El anunciado Reintegro 5 del Fonavi, previsto para ejecutarse entre fines de abril y comienzos de mayo de 2026, llega en medio de crecientes cuestionamientos sobre la sostenibilidad del fondo. Este nuevo desembolso, dirigido a unos 67 mil beneficiarios, terminaría por vaciar prácticamente las cuentas disponibles.
Los más de S/2600 millones que alguna vez estuvieron en caja se fueron diluyendo progresivamente desde diciembre de 2023, conforme se aprobaron padrones y resoluciones administrativas.

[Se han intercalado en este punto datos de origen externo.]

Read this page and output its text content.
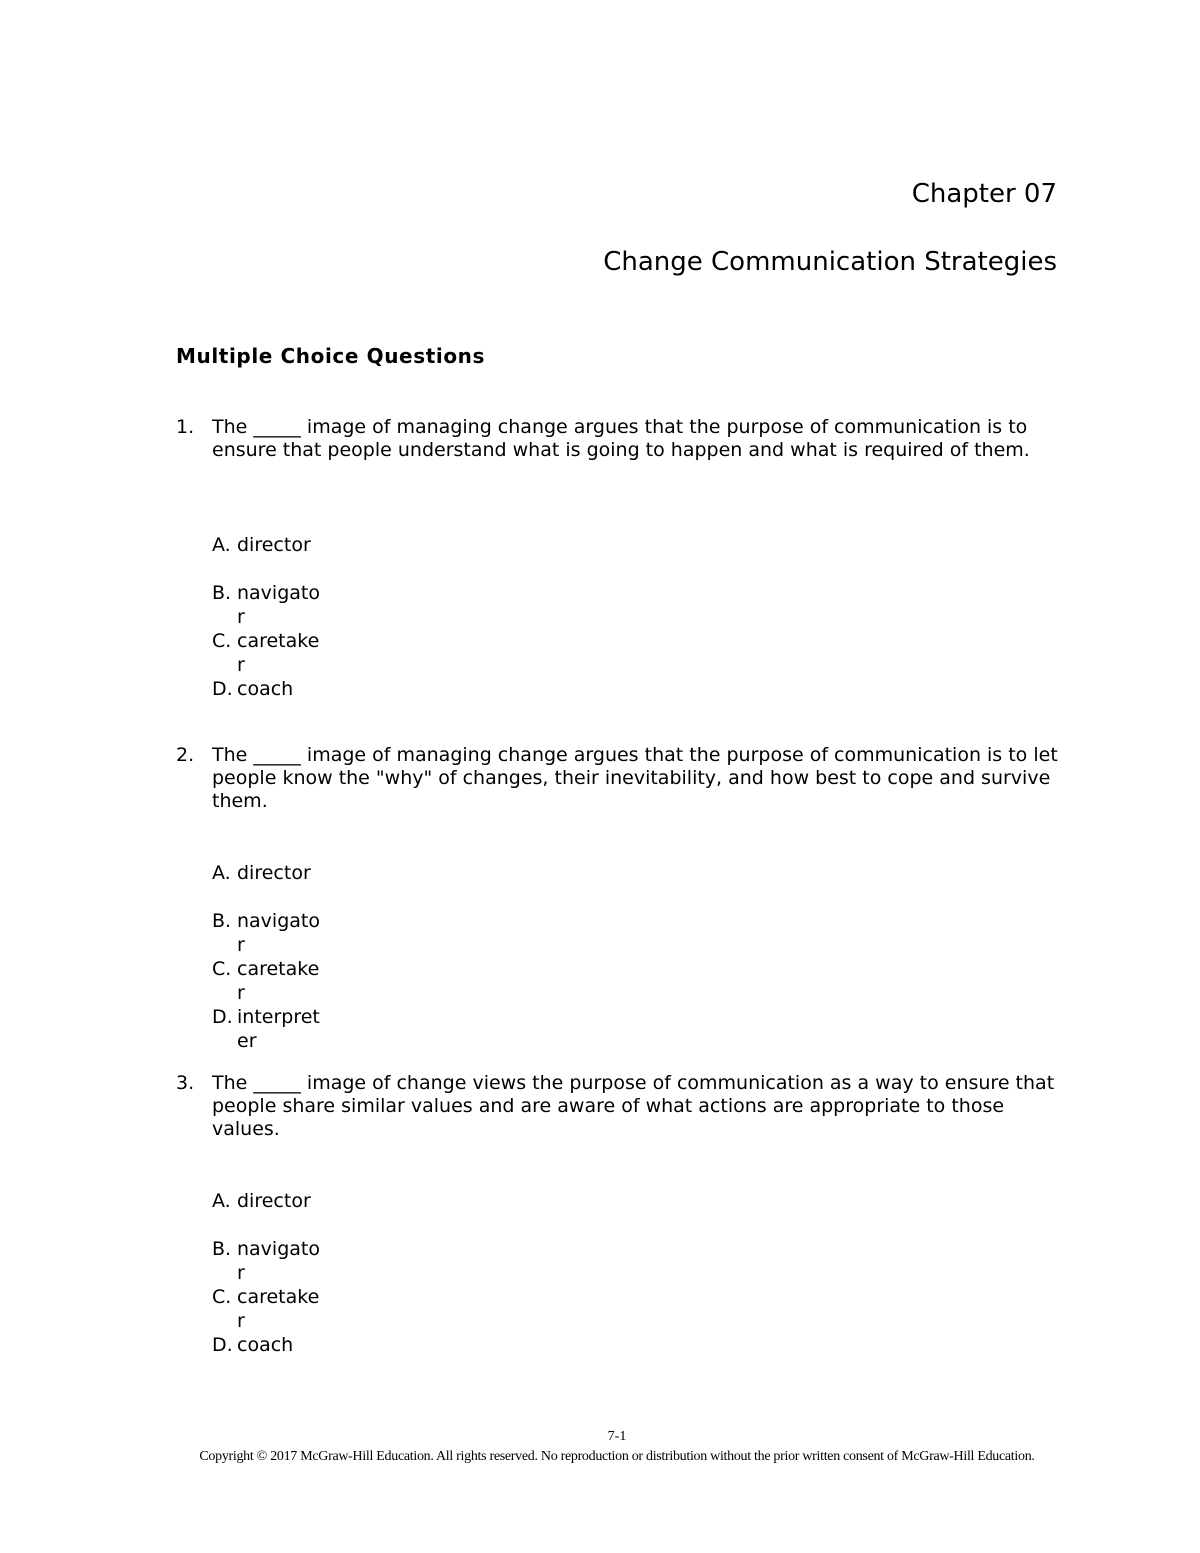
Chapter 07
Change Communication Strategies
Multiple Choice Questions
1. The _____ image of managing change argues that the purpose of communication is to ensure that people understand what is going to happen and what is required of them.
A. director
B. navigator
C. caretaker
D. coach
2. The _____ image of managing change argues that the purpose of communication is to let people know the "why" of changes, their inevitability, and how best to cope and survive them.
A. director
B. navigator
C. caretaker
D. interpreter
3. The _____ image of change views the purpose of communication as a way to ensure that people share similar values and are aware of what actions are appropriate to those values.
A. director
B. navigator
C. caretaker
D. coach
7-1
Copyright © 2017 McGraw-Hill Education. All rights reserved. No reproduction or distribution without the prior written consent of McGraw-Hill Education.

Cada pago respondió a disponibilidades puntuales y no a una planificación financiera sólida de largo plazo.
Según el presidente del Centro Federado de Organizaciones de Pensionistas del Perú (CFOPP), Mario Hernán Chávez, en la sesión del 19 de marzo de la comisión ad hoc se abordó el Reintegro 5, mientras que para el 9 de abril se prevé aprobar los lineamientos que permitirán su ejecución.
El grupo priorizado incluye a mayores de 67 años y herederos de fonavistas fallecidos de 88 años a más y personas que no recibieron antes estos beneficios presupuestales.
CUENTAS. Con este último pago de S/260 millones, se dejaría apenas alrededor de S/6 millones en cuentas, cifra insuficiente frente a una brecha que alcanza a más de 1.7 millones de potenciales de exfonavistas. La continuidad del proceso dependería de los S/385 millones aprobados en la ley de endeudamiento que debe destinar el Ejecutivo.
El panorama se agrava con decisiones paralelas del Congreso que comprometen mayores recursos públicos, como normas que incrementan beneficios pensionarios a policías y militares. En este contexto, el cierre de caja del Fonavi expone no solo una crisis financiera inminente, sino también una cuestionada priorización del gasto estatal.